Python uses descriptors to do this; function objects have a __get__ method that is called when accessed on a class:

>>> A.__dict__['m'].__get__(A(), A)
<bound method A.m of <__main__.A object at 0x10c29bc10>>
>>> A().m
<bound method A.m of <__main__.A object at 0x10c3af450>>

Note that Python cannot reuse A().m; Python is a highly dynamic language and the very act of accessing .m could trigger more code, which could alter behaviour of what A().m would return next time when accessed.
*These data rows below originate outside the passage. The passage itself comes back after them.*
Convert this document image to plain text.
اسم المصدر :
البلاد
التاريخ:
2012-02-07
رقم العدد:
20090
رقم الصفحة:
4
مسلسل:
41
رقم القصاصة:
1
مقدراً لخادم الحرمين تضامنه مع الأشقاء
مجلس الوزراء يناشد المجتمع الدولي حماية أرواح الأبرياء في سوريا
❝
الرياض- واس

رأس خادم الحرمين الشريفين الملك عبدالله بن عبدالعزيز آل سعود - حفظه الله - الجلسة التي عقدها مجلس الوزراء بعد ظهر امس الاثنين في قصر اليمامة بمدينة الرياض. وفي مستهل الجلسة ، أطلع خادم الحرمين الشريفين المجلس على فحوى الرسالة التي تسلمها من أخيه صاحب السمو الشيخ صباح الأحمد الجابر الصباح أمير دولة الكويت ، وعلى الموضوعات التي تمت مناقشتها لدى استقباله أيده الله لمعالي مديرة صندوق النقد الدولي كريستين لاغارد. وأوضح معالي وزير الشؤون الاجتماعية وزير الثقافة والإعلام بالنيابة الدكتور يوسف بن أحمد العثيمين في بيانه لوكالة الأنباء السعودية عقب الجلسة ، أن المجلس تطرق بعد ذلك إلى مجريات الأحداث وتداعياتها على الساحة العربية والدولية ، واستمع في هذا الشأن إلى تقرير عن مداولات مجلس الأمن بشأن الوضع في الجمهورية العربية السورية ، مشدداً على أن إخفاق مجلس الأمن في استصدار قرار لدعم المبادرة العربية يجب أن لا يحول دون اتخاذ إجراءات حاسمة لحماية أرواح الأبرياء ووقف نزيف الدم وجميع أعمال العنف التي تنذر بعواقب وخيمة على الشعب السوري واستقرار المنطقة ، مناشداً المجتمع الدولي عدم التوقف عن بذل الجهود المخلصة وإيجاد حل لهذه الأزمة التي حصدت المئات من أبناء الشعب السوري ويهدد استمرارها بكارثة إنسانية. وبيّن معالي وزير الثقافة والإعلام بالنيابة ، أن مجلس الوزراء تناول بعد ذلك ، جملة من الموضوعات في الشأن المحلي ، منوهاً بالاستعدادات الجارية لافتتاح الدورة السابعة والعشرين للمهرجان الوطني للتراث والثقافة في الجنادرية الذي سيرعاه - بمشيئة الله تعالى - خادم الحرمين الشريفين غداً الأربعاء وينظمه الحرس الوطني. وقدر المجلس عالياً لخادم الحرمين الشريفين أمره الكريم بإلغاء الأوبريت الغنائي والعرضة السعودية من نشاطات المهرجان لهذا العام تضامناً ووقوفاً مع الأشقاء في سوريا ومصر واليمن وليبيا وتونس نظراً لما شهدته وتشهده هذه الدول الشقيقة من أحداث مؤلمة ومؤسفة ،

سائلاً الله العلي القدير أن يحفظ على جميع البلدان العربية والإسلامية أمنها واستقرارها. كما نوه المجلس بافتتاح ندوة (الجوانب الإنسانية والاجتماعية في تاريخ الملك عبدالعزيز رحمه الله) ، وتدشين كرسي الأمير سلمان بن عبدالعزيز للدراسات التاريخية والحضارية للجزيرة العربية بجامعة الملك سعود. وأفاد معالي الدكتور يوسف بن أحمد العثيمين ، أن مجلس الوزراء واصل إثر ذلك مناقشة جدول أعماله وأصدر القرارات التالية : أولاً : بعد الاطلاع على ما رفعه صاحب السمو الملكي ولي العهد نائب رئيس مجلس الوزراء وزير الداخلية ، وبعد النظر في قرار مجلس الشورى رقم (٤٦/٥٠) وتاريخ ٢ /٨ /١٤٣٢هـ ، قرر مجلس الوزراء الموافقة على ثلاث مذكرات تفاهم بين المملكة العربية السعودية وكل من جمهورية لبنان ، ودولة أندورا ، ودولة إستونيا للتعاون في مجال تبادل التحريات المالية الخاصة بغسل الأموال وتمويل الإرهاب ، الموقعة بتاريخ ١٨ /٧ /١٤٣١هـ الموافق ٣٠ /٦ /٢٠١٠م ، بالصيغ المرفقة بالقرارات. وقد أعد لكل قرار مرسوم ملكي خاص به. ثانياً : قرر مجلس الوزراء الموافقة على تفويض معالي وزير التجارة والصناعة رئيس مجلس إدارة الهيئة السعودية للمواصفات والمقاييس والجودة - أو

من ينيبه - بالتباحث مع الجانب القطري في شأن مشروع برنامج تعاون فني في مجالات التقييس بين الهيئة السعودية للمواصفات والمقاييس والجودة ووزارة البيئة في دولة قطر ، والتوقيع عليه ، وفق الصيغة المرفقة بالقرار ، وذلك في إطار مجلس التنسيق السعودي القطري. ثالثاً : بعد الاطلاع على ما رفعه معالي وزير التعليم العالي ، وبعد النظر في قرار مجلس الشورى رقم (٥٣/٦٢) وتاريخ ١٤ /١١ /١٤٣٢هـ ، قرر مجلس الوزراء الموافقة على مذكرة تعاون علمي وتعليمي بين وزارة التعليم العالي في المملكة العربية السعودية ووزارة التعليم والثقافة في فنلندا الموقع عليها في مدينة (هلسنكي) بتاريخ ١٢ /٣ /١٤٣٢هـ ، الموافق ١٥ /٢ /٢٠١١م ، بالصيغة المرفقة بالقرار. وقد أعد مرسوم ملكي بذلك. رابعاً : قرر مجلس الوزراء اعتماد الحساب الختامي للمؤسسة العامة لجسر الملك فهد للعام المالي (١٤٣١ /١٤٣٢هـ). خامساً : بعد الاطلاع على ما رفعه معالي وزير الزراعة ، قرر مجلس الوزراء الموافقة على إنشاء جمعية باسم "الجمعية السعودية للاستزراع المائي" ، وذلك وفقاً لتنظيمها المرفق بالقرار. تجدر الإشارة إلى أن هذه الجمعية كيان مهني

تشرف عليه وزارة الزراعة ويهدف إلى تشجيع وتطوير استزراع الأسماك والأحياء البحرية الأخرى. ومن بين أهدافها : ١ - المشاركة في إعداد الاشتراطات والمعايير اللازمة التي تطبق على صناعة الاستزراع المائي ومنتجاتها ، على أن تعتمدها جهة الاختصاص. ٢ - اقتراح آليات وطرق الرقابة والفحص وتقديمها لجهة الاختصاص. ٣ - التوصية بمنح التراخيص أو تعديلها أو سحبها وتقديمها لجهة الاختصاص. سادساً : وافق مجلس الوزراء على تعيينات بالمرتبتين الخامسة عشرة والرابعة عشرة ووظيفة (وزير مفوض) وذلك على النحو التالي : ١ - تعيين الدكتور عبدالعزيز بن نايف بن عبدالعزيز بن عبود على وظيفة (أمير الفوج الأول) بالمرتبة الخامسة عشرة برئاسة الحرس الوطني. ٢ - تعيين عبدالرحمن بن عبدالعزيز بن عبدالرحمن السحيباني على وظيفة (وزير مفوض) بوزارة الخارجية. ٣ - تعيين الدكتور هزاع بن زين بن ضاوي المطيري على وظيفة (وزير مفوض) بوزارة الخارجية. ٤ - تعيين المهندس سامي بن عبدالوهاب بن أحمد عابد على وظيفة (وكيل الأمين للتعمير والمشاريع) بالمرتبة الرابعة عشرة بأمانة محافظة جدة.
The @classmethod and @staticmethod decorators make use of this mechanism to return a method object bound to the class instead, and a plain unbound function, respectively:

>>> class Foo:
...     @classmethod
...     def bar(cls): pass
...     @staticmethod
...     def baz(): pass
... 
>>> Foo.__dict__['bar'].__get__(Foo(), Foo)
<bound method type.bar of <class '__main__.Foo'>>
>>> Foo.__dict__['baz'].__get__(Foo(), Foo)
<function Foo.baz at 0x10c2a1f80>
>>> Foo().bar
<bound method type.bar of <class '__main__.Foo'>>
>>> Foo().baz
<function Foo.baz at 0x10c2a1f80>

See the Python descriptor howto for more detail.

However, Python 3.7 adds a new LOAD_METHOD - CALL_METHOD opcode pair that replaces the current LOAD_ATTRIBUTE - CALL_FUNCTION opcode pair precisely to avoid creating a new method object each time. This optimisation transforms the executon path for instance.foo() from type(instance).__dict__['foo'].__get__(instance, type(instance))() with type(instance).__dict__['foo'](instance), so 'manually' passing in the instance directly to the function object. The optimisation falls back to the normal attribute access path (including binding descriptors) if the attribute found is not a pure-python function object.



回答2:

Because that's the most convenient, least magical and most space efficient way of implementing bound methods.
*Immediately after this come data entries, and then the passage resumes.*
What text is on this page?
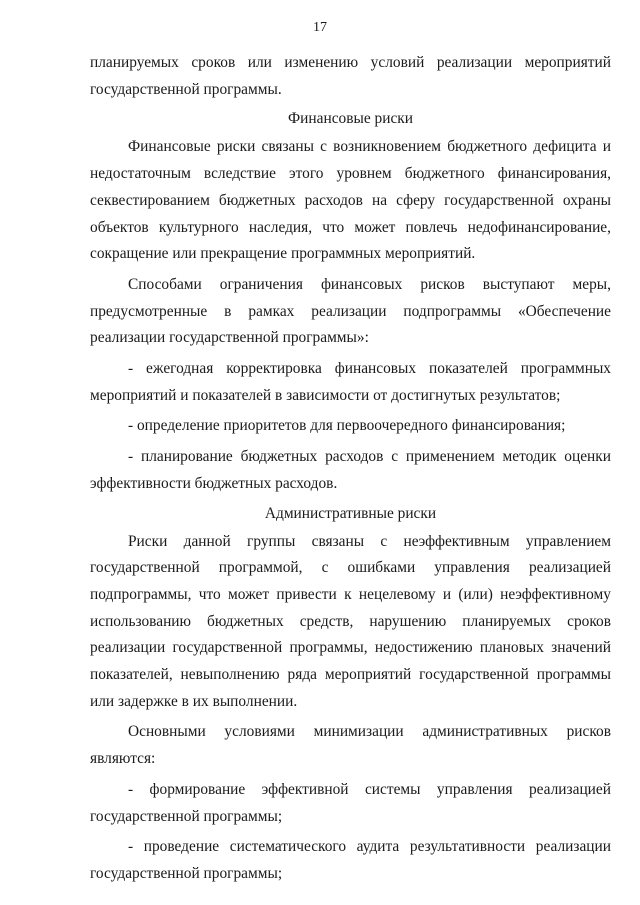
17

планируемых сроков или изменению условий реализации мероприятий государственной программы.

Финансовые риски

Финансовые риски связаны с возникновением бюджетного дефицита и недостаточным вследствие этого уровнем бюджетного финансирования, секвестированием бюджетных расходов на сферу государственной охраны объектов культурного наследия, что может повлечь недофинансирование, сокращение или прекращение программных мероприятий.

Способами ограничения финансовых рисков выступают меры, предусмотренные в рамках реализации подпрограммы «Обеспечение реализации государственной программы»:

- ежегодная корректировка финансовых показателей программных мероприятий и показателей в зависимости от достигнутых результатов;

- определение приоритетов для первоочередного финансирования;

- планирование бюджетных расходов с применением методик оценки эффективности бюджетных расходов.

Административные риски

Риски данной группы связаны с неэффективным управлением государственной программой, с ошибками управления реализацией подпрограммы, что может привести к нецелевому и (или) неэффективному использованию бюджетных средств, нарушению планируемых сроков реализации государственной программы, недостижению плановых значений показателей, невыполнению ряда мероприятий государственной программы или задержке в их выполнении.

Основными условиями минимизации административных рисков являются:

- формирование эффективной системы управления реализацией государственной программы;

- проведение систематического аудита результативности реализации государственной программы;
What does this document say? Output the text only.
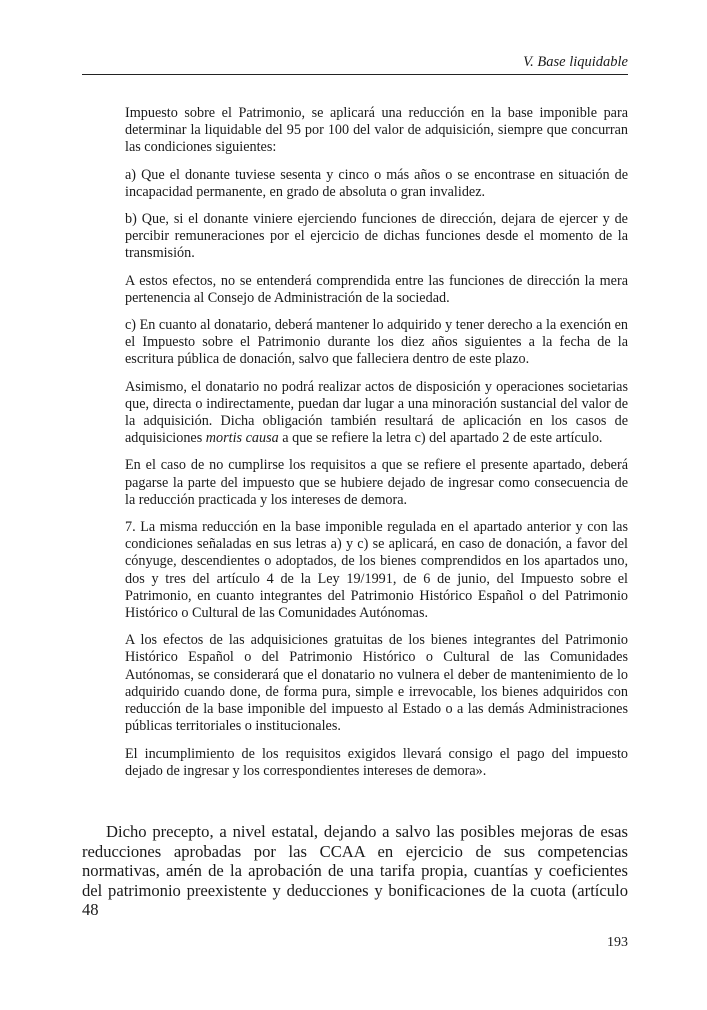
V. Base liquidable

Impuesto sobre el Patrimonio, se aplicará una reducción en la base imponible para determinar la liquidable del 95 por 100 del valor de adquisición, siempre que concurran las condiciones siguientes:

a) Que el donante tuviese sesenta y cinco o más años o se encontrase en situación de incapacidad permanente, en grado de absoluta o gran invalidez.

b) Que, si el donante viniere ejerciendo funciones de dirección, dejara de ejercer y de percibir remuneraciones por el ejercicio de dichas funciones desde el momento de la transmisión.

A estos efectos, no se entenderá comprendida entre las funciones de dirección la mera pertenencia al Consejo de Administración de la sociedad.

c) En cuanto al donatario, deberá mantener lo adquirido y tener derecho a la exención en el Impuesto sobre el Patrimonio durante los diez años siguientes a la fecha de la escritura pública de donación, salvo que falleciera dentro de este plazo.

Asimismo, el donatario no podrá realizar actos de disposición y operaciones societarias que, directa o indirectamente, puedan dar lugar a una minoración sustancial del valor de la adquisición. Dicha obligación también resultará de aplicación en los casos de adquisiciones mortis causa a que se refiere la letra c) del apartado 2 de este artículo.

En el caso de no cumplirse los requisitos a que se refiere el presente apartado, deberá pagarse la parte del impuesto que se hubiere dejado de ingresar como consecuencia de la reducción practicada y los intereses de demora.

7. La misma reducción en la base imponible regulada en el apartado anterior y con las condiciones señaladas en sus letras a) y c) se aplicará, en caso de donación, a favor del cónyuge, descendientes o adoptados, de los bienes comprendidos en los apartados uno, dos y tres del artículo 4 de la Ley 19/1991, de 6 de junio, del Impuesto sobre el Patrimonio, en cuanto integrantes del Patrimonio Histórico Español o del Patrimonio Histórico o Cultural de las Comunidades Autónomas.

A los efectos de las adquisiciones gratuitas de los bienes integrantes del Patrimonio Histórico Español o del Patrimonio Histórico o Cultural de las Comunidades Autónomas, se considerará que el donatario no vulnera el deber de mantenimiento de lo adquirido cuando done, de forma pura, simple e irrevocable, los bienes adquiridos con reducción de la base imponible del impuesto al Estado o a las demás Administraciones públicas territoriales o institucionales.

El incumplimiento de los requisitos exigidos llevará consigo el pago del impuesto dejado de ingresar y los correspondientes intereses de demora».

Dicho precepto, a nivel estatal, dejando a salvo las posibles mejoras de esas reducciones aprobadas por las CCAA en ejercicio de sus competencias normativas, amén de la aprobación de una tarifa propia, cuantías y coeficientes del patrimonio preexistente y deducciones y bonificaciones de la cuota (artículo 48

193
In case you're not aware, bound methods refers to being able to do something like this:

f = obj.m
# ... in another place, at another time
f(args, but, not, self)

Functions are descriptors. Descriptors are general objects which can behave differently when accessed as attribute of a class or object. They are used to implement property, classmethod, staticmethod, and several other things. The specific operation of function descriptors is that they return themselves for class access, and return a fresh bound method object for instance access. (Actually, this is only true for Python 3; Python 2 is more complicated in this regard, it has "unbound methods" which are basically functions but not quite).
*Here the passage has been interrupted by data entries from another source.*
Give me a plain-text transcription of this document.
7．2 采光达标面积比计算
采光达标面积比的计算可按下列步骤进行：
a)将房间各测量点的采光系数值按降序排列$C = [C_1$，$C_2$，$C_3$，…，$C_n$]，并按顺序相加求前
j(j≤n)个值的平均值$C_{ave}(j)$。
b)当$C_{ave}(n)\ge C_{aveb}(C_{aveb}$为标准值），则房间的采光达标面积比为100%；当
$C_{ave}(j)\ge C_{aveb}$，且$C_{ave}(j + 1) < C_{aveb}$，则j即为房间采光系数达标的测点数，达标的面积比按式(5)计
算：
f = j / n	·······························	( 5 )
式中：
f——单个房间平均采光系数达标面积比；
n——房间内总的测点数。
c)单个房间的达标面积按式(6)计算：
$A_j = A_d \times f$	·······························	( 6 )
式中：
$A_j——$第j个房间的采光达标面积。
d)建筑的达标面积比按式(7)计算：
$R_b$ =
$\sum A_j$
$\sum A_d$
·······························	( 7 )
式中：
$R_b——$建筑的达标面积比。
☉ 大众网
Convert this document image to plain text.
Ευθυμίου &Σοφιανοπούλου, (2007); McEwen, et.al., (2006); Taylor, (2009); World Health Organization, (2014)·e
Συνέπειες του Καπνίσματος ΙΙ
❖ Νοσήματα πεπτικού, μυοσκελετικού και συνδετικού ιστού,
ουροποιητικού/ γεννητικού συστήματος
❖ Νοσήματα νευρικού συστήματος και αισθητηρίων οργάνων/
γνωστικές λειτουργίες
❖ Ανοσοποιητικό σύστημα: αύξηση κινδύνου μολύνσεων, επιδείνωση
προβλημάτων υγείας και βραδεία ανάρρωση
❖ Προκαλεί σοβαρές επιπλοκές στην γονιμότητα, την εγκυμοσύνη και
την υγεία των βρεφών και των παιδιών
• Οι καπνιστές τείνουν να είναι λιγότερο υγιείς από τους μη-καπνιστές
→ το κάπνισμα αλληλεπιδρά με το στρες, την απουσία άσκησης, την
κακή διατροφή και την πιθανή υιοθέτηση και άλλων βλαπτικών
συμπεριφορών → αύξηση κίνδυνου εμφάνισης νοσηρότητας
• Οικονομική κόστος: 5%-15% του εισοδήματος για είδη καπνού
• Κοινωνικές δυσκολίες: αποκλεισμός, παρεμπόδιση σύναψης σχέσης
The reason a new object is created on each access is one of simplicity and efficency: Creating a bound method up-front for every method of every instance takes time and space. Creating them on demand and never freeing them is a potential memory leak (although CPython does something similar for other built-in types) and slightly slower in some cases. Complicated weakref-based caching schemes method objects aren't free either and significantly more complicated (historically, bound methods predate weakrefs by far).